结果是:蓝点是原始数据,红线是重新索引/内插的数据。
这是代码
import pandas as pd
import numpy as np
import matplotlib.pyplot as plt
df = pd.DataFrame({'X' : [1.1, 2.05, 3.07, 4.2],
'Y1': [10.1, 15.2, 35.3, 40.4],
'Y2': [55.05, 40.4, 84.17, 31.5]})
print(df)
df.set_index('X',inplace =True)
print(df)
Xresampled = np.linspace(1,4,15)
print(Xresampled)
#Resampling
#df = df.reindex(df.index.union(resampling))
#Interpolation technique to use. One of:
#'linear': Ignore the index and treat the values as equally spaced. This is the only method supported on MultiIndexes.

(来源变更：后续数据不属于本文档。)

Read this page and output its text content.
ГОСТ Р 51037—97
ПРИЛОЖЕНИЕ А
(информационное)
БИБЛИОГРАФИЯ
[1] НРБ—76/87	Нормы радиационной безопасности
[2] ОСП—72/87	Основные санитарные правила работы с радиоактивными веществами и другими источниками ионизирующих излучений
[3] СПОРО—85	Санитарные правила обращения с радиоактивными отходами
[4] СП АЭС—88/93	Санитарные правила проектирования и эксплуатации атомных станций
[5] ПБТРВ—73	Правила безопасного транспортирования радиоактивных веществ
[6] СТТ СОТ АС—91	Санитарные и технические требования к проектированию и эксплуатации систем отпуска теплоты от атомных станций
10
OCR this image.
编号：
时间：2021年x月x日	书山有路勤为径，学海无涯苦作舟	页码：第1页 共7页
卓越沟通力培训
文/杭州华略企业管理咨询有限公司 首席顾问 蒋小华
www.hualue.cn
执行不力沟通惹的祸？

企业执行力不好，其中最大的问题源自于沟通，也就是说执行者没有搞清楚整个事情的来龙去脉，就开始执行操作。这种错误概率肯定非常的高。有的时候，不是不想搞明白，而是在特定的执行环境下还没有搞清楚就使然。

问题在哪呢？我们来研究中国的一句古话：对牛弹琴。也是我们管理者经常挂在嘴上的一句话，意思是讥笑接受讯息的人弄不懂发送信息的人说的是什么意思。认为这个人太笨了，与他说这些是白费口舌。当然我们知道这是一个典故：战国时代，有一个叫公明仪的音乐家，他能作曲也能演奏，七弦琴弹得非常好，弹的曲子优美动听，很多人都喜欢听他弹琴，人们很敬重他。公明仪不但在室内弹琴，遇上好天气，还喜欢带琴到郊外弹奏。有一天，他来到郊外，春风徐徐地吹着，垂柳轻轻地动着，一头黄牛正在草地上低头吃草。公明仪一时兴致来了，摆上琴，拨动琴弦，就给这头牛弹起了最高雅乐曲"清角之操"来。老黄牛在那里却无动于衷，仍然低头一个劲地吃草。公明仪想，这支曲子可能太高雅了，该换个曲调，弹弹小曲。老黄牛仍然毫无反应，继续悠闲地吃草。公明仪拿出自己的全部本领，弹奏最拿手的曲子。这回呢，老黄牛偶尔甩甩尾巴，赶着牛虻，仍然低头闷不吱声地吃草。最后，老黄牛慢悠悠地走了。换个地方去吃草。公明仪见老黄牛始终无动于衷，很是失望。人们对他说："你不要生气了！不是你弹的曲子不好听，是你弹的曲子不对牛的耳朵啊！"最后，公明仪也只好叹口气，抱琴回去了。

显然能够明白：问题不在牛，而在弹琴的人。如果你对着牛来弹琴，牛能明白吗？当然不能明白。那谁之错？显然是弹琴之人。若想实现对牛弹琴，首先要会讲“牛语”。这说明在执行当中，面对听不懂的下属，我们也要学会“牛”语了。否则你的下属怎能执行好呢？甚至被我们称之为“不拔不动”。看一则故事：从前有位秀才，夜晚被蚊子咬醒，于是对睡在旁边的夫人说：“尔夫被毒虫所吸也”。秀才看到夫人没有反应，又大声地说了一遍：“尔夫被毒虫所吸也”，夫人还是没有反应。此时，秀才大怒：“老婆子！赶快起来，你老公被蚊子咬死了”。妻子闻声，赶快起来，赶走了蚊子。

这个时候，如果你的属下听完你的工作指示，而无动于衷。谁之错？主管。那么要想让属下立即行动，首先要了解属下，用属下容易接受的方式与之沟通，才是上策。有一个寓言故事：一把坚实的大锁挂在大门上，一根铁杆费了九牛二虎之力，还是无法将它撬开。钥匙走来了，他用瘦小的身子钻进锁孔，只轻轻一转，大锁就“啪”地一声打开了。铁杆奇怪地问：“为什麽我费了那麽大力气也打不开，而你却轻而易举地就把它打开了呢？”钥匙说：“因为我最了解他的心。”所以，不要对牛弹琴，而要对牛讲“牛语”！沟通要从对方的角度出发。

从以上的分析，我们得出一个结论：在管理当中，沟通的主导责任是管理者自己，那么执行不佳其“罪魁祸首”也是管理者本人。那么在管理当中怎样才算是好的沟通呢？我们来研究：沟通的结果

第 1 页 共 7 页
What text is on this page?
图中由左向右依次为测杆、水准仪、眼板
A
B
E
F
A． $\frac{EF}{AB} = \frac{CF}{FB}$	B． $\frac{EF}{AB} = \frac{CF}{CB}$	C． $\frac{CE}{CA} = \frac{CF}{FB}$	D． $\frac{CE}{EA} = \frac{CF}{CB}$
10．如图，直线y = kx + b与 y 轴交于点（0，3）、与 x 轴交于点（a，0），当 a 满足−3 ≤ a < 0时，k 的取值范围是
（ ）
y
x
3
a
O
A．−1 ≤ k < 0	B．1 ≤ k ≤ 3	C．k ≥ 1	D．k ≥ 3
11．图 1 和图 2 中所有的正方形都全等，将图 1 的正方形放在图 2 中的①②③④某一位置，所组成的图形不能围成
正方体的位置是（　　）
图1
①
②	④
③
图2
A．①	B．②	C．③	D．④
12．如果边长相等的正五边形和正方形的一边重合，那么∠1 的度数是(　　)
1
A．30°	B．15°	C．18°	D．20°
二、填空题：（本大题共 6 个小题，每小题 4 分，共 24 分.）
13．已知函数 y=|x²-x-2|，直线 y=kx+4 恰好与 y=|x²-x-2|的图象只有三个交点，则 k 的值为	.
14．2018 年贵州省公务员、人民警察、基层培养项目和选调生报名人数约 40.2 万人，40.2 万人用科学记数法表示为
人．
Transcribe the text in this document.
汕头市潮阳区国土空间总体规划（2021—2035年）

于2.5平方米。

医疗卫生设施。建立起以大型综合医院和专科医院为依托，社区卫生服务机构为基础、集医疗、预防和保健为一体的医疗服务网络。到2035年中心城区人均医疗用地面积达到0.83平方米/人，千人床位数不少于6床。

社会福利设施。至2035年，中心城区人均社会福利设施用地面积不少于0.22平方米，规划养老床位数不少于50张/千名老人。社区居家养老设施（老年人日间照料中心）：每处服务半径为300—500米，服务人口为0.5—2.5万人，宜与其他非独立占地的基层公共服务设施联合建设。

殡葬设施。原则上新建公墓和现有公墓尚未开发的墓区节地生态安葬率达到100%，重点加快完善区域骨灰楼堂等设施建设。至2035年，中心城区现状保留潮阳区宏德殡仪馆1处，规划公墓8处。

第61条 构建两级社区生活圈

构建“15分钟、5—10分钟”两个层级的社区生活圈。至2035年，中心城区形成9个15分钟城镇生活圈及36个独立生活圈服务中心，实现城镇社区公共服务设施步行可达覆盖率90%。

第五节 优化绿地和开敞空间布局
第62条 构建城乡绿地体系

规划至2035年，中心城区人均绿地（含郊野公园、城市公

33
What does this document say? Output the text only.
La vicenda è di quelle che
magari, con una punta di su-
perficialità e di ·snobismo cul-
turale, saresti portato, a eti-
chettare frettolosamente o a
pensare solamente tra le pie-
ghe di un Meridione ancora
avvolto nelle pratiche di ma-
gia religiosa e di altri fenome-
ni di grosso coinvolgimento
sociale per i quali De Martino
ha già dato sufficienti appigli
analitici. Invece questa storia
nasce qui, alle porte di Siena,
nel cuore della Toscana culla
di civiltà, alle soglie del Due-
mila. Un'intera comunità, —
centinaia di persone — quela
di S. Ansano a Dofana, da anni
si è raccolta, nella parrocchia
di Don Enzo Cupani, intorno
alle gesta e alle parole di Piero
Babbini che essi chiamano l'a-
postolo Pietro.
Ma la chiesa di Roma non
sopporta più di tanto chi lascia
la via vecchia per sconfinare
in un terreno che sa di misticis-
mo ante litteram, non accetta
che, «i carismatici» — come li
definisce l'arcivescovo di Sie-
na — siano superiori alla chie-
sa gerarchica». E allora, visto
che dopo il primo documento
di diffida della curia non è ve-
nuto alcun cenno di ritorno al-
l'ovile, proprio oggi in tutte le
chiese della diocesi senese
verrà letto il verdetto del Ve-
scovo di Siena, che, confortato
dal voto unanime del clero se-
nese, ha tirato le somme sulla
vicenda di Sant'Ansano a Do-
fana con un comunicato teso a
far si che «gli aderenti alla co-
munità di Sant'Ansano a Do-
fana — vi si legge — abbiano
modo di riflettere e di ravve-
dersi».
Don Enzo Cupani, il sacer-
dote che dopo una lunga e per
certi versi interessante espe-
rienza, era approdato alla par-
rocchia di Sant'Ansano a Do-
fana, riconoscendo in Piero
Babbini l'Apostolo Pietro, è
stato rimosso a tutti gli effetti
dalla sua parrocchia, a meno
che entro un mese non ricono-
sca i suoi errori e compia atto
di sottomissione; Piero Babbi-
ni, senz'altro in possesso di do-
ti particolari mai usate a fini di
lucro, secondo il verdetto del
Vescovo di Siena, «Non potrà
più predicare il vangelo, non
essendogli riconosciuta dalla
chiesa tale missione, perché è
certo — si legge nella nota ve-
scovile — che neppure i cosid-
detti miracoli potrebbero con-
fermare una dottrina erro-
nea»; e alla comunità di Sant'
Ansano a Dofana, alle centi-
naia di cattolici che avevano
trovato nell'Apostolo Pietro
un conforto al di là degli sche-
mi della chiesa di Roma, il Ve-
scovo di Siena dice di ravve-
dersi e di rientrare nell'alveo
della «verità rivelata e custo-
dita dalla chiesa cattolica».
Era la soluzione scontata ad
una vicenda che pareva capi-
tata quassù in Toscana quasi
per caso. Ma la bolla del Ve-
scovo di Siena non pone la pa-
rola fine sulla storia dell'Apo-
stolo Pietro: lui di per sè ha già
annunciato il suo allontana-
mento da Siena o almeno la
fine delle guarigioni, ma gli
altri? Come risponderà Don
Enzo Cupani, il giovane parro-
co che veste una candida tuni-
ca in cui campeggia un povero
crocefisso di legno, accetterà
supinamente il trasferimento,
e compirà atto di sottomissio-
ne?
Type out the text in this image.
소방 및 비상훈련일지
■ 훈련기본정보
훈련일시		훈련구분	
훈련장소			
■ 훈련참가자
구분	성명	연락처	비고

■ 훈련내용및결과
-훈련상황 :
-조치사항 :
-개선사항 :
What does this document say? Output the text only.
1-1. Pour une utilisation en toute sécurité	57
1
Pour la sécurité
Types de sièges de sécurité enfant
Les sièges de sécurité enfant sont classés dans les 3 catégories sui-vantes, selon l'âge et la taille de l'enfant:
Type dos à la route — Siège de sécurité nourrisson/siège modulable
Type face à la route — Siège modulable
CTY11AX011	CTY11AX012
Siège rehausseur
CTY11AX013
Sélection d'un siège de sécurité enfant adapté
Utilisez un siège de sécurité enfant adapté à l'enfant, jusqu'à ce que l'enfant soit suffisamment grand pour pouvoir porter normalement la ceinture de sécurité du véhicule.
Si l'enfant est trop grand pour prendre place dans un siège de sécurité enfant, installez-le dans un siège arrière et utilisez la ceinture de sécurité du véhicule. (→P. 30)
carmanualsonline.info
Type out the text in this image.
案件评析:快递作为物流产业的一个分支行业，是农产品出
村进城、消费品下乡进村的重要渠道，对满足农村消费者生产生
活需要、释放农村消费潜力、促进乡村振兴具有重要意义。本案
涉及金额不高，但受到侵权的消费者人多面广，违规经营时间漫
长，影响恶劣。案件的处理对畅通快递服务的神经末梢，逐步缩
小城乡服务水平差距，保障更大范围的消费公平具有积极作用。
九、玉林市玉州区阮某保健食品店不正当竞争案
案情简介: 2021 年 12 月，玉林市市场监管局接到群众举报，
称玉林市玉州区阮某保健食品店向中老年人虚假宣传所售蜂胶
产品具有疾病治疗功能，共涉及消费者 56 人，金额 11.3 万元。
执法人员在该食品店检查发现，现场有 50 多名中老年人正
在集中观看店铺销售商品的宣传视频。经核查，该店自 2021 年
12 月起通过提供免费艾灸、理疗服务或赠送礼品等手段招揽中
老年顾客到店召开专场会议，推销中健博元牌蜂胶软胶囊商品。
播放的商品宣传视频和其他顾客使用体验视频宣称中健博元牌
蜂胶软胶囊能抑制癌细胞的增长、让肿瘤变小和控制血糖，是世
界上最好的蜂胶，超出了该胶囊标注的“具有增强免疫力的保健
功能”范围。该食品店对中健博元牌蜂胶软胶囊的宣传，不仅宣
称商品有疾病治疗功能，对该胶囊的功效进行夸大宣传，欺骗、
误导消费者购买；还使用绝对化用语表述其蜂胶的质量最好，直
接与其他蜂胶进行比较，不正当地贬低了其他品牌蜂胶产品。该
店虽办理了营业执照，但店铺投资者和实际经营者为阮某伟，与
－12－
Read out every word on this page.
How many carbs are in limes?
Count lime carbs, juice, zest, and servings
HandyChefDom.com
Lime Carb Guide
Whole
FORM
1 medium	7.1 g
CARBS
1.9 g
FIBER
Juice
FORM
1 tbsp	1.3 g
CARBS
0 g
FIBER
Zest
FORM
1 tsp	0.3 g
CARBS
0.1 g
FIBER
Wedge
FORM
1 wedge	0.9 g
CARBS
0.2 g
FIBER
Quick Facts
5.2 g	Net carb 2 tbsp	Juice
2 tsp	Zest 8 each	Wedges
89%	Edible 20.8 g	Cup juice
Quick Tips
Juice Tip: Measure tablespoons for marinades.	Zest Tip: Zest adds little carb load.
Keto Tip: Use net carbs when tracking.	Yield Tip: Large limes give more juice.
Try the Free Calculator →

#'time': Works on daily and higher resolution data to interpolate given length of interval.
#'index', 'values': use the actual numerical values of the index.
#'pad': Fill in NaNs using existing values.
#'nearest', 'zero', 'slinear', 'quadratic', 'cubic', 'spline', 'barycentric', 'polynomial': Passed to scipy.interpolate.interp1d. These methods use the numerical values of the index. Both 'polynomial' and 'spline' require that you also specify an order (int), e.g. df.interpolate(method='polynomial', order=5).
#'krogh', 'piecewise_polynomial', 'spline', 'pchip', 'akima': Wrappers around the SciPy interpolation methods of similar names. See Notes.
#'from_derivatives': Refers to scipy.interpolate.BPoly.from_derivatives which replaces 'piecewise_polynomial' interpolation method in scipy 0.18.
df_resampled = df.reindex(df.index.union(Xresampled)).interpolate('values').loc[Xresampled]
print(df_resampled)
# gca stands for 'get current axis'
ax = plt.gca()
df.plot( style='X', y='Y2', color = 'blue', ax=ax, label = 'Original Data' )
df_resampled.plot( style='.-', y='Y2', color = 'red', ax=ax, label = 'Interpolated Data' )
ax.set_ylabel('Y1')
plt.show()
答案 2 :(得分:0)
我遇到了一个非常相似的问题,并且找到了解决方案。解决方案本质上是
Integreate-> Interpolate->微分
首先,我将描述要解决的问题以确保我们位于同一页面上。一个简单的例子是,如果您有点(x1,y1)和(x2,y2),并且想要(x0',y0'),(x1',y1')(您知道x0',x1'和虚弱地寻找) y1'),x0' 做到这一点的方法是积分,然后插值,然后求微分。假设您有一个包含列 我将以 我希望这可以解决您的问题。我没有提供证明该方法可以解决上面定义的问题的证据,但这并不难证明。'x'和'y'的数据框,但是您想重新采样到一个新的x new_x,即numpy.ndarray。df['integral'] = (df['y'] * (df['x'] - df['x'].shift(1))).cumsum()
new_integral = np.interp(new_x, df['x'].values, df['integral'].values, left=0., right=np.nan)
new = pd.DataFrame({'new_x': new_x, 'integral': new_integral})
new['y'] = (new['integral'] - new['integral'].shift(1)) / (new['new_x'] - new['new_x'].shift(1))
new_x开始0.,然后从新数据框中删除第一个值,因为它将是NaN。您还可以根据需要填充和尾随NaN到高x处。